Metodolojide diğer önemli bir sorun ise kavramlara yüklenen anlamdır. İslam iktisadı ile ilgili çalışmalarda kapitalist ekonomik modeller veya kavramlar asıl kabul edilmekte ve bunlardan hareketle Kur’an’da ve sünnette var olan malumat değerlendirmeye tabi tutulmaktadır. Hâlbuki İslam iktisadının başarılı bir sistem olarak uygulandığı dönemlerde bunun tam tersi bir durum söz konusuydu: Kur’an’da ve sünnette var olan bilgi asıl kabul edilmekte ve mevcut olan durum buna uydurulmaya çalışılmaktaydı. Örneğin ihtiyaçların sınırsız kabul edilmesi böyle bir sorundur. Mevcut yaklaşım bunu kabul etmekte, biz de ona referans kaynaklardan cevap aramaktayız.
Kur’an’ın ve sünnetin inşa etmek istediği insan ve toplum modeline yabancı olan varsayımlardan hareketle bazı kavramların Kur’an ve sünnette aranması, konunun üzerinde incelendiği zeminin bu iki kaynağa oldukça yabancı olması sebebiyle ne bu kaynaklar ile örtüşme ihtimali ne de başarılı olma şansı bulunmaktadır. Bu temel bir yanılgıdır ve hareket noktası doğru tesbit edilmelidir. Elbette kapitalist hatta sosyalist dünyanın birikimlerinden faydalanılabilir. Ancak kimilerinin ileri sürdüğü gibi kapitalizm, İslam’ın yitik malı filan değildir.
Aynı durum mal, fayda, tüketim, kazanç, emek gibi kavramlar için de söz konusudur.
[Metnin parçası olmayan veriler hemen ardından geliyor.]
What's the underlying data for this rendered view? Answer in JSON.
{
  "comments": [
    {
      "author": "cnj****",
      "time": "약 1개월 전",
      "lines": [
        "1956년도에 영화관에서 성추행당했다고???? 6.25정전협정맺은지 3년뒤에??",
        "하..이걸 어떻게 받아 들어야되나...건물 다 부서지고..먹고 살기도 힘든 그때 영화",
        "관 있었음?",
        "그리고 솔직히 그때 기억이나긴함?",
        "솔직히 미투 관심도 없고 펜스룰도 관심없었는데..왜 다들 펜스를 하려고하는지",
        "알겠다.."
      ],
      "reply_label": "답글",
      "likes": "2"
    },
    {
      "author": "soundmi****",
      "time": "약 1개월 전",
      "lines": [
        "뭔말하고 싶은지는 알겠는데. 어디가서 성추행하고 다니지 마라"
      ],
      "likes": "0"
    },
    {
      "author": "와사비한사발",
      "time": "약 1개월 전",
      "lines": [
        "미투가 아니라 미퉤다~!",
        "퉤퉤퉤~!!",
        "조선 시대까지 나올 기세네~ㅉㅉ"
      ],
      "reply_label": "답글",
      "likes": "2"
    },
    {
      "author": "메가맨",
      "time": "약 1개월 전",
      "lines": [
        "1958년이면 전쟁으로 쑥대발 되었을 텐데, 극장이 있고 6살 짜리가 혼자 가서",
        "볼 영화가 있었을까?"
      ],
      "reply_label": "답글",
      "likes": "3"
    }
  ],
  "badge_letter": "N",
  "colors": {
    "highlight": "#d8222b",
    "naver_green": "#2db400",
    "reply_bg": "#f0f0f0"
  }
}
Hâlbuki bu kavramların Kur’an’dan ve sünnetten anlamlarını tespit etmek her şeyden önce bunların içerisinde gerçekleştikleri sosyal gerçekliği belirlemeye bağlıdır. (İslam İktisadını Yeniden Düşünmek Editörler Taha Eğri Oğuz Karasu Necmettin Kızılkaya, 15).